Dès 2018, la compagnie rouge et blanche s’impatiente et demande en justice des indemnisations. Après un rejet de sa demande à Papeete, la Cour d’appel avait finalement fait droit, au début de cette année, à une indemnisation de 180 millions de francs par le Pays… au titre de l’année 2016, quand Air Tahiti pouvait s’attendre, vu les actes et déclarations du gouvernement, à des versements. La compagnie est en revanche déboutée de ses demandes pour l’année 2017. Et ce pour une raison simple : aucun document n’impose depuis 2016 à Air Tahiti d’assurer l’exploitation de ces lignes.

Entre temps, la société dirigée par Manate Vivish avait déposé trois nouveaux recours. Elle demandait notamment 655 millions pour compenser les pertes des années 2018 et 2019. Et l’avocat d’Air Tahiti, Me Robin Quinquis, insistait à l’audience, mi-mai sur le fait que, convention ou non, « le Pays est monté systématiquement au créneau pour forcer Air Tahiti à desservir ces îles », mettant en place des « délégations de service public sans le dire ». Pas d’acte contraignant, pas d’indemnisation, a jugé le tribunal. Autre demande pour 2014 et 2015  : Air Tahiti réclamait 271 millions de francs d’indemnités, justifiées entre autres par la nullité de certains avenants à la convention qui liait alors la compagnie au Pays. Et autre rejet du tribunal.
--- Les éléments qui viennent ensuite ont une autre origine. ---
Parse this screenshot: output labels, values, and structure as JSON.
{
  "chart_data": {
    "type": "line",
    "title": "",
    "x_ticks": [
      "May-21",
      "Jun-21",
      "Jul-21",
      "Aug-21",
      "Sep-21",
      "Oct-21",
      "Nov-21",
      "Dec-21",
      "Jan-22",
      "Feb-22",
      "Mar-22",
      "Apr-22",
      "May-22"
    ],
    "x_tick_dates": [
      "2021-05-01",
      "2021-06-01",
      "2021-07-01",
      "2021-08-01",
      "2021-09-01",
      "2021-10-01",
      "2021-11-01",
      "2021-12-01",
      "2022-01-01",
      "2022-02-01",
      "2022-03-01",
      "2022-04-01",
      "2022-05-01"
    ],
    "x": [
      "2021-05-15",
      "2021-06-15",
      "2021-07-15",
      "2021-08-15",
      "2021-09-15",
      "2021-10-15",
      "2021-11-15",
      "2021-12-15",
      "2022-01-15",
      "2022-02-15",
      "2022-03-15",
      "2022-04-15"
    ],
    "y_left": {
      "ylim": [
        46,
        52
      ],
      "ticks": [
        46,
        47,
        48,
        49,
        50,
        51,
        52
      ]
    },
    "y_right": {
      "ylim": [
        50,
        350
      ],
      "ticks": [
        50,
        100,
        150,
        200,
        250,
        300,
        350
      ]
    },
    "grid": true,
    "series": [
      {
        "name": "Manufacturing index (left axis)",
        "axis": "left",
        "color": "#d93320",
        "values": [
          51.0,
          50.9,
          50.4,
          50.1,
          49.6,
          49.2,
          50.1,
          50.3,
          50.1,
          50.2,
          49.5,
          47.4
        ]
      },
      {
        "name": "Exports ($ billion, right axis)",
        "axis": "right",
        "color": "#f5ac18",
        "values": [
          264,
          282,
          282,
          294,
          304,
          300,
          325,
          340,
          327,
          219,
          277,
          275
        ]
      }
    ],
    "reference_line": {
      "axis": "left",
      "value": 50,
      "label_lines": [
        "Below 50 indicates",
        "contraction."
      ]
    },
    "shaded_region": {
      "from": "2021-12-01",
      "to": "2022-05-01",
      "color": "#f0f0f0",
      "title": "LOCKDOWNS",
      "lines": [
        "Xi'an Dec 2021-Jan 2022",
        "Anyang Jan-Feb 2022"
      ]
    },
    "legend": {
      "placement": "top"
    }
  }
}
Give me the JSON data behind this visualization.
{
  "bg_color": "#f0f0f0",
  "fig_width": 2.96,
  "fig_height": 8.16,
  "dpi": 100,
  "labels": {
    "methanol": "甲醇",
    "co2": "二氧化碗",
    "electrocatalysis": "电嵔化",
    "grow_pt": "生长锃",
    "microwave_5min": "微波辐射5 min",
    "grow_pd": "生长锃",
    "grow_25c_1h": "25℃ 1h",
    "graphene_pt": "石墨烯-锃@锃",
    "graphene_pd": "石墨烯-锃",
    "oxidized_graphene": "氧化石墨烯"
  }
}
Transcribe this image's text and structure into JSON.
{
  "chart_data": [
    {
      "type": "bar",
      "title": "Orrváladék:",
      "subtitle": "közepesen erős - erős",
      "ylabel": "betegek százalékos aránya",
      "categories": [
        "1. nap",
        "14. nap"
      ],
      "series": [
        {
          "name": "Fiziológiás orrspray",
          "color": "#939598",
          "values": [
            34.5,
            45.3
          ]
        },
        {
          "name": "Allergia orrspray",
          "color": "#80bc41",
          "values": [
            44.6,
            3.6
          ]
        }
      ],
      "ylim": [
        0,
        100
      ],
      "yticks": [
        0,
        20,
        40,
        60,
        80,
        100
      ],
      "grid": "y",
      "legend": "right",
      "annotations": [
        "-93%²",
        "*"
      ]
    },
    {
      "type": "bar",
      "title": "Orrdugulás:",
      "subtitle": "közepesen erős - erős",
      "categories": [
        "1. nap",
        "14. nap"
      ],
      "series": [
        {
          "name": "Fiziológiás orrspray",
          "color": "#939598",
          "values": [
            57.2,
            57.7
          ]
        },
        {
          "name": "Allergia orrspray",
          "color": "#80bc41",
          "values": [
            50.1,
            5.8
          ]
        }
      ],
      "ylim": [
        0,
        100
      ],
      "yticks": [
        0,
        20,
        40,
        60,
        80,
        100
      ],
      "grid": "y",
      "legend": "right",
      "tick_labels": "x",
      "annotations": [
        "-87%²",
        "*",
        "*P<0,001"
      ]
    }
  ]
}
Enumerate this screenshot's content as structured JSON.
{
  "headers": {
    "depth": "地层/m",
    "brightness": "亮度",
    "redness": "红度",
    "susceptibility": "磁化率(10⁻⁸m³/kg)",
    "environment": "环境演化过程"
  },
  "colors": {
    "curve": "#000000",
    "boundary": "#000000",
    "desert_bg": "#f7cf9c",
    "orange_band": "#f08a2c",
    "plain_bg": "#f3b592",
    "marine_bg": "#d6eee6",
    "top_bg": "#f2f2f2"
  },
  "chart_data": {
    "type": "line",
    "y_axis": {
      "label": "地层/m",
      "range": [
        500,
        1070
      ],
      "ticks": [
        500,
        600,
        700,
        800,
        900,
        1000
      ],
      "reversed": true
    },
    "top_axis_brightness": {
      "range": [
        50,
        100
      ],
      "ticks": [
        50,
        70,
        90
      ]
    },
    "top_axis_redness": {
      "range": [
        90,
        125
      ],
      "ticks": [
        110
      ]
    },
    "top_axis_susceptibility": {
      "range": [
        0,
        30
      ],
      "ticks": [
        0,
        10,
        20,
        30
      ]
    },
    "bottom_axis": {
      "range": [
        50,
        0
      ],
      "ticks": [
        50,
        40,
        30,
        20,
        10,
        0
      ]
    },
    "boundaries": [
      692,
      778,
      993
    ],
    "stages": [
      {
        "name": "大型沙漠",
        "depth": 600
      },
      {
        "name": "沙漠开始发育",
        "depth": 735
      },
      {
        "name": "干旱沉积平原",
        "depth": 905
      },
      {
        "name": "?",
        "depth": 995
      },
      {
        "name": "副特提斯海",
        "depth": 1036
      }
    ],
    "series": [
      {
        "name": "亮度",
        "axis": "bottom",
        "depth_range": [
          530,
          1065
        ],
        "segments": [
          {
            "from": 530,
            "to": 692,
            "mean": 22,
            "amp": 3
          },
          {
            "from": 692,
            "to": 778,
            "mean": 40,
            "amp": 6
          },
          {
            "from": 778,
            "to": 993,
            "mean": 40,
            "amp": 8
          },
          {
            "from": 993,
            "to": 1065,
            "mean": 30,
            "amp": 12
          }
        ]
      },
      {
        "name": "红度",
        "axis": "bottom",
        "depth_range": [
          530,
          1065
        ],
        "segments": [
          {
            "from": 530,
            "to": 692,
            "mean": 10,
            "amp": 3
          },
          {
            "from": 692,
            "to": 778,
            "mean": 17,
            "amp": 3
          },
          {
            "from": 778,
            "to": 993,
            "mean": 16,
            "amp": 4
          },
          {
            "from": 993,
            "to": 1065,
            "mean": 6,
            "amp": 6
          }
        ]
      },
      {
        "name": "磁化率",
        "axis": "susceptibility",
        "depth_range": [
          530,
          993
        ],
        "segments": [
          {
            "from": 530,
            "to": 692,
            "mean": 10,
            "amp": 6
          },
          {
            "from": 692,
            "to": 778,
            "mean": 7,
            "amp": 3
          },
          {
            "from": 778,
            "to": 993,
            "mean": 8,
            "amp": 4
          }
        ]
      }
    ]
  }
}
Enfin un acte contraignant

Si la compagnie avait lancé cette offensive juridique, c’est aussi en prévision de l’arrivée de la concurrence : Islands Airlines avait obtenu, fin 2018, une licence de transporteur aérien domestique. Air Tahiti avait alors demandé au président du Pays de revoir sa propre licence et celle de son concurrent pour y inclure les mêmes obligations de service public. C’était l’objet de la troisième demande d’Air Tahiti : le Pays doit s’exécuter, « au nom du principe d’égalité de traitement », ou au moins mettre au vote les délibérations d’application de la loi du Pays de 2016 pour mettre en place une délégation de service public. Là encore, le tribunal relève « l’absence de tout acte imposant à la société Air Tahiti des obligations de service public ». Et donc de préjudice quelconque pour la compagnie.

Fin de l’histoire ? Sûrement pas. D’abord parce qu’Air Tahiti peut faire appel de ces trois décisions. Mais surtout parce que la crise du Covid-19 a changé la donne. Depuis la reprise des vols, le 22 mai, Air Tahiti ne dessert plus Apataki, Ua Pou, Ua Huka, Fakahina, Takume, comme d’ailleurs beaucoup d’autres lignes considérées comme déficitaires. Le Pays, dont les responsables assurent publiquement « qu’il n’y a pas de désaccord ou de confrontation » avec le transporteur ont tout de même publié, le 13 mai, un arrêté fixant les fréquences minimales de desserte désormais joint à la licence de vol de la société. Voilà donc enfin l’acte contraignant qui manquait à Air Tahiti pour remporter ces recours ? Malgré sa force de loi, le document ne serait « qu’un objectif à ce stade » assure le ministre en charge du secteur, Jean-Christophe Bouissou. Manate Vivish, lui, garde sa ligne : qui dit service public, dit indemnisation.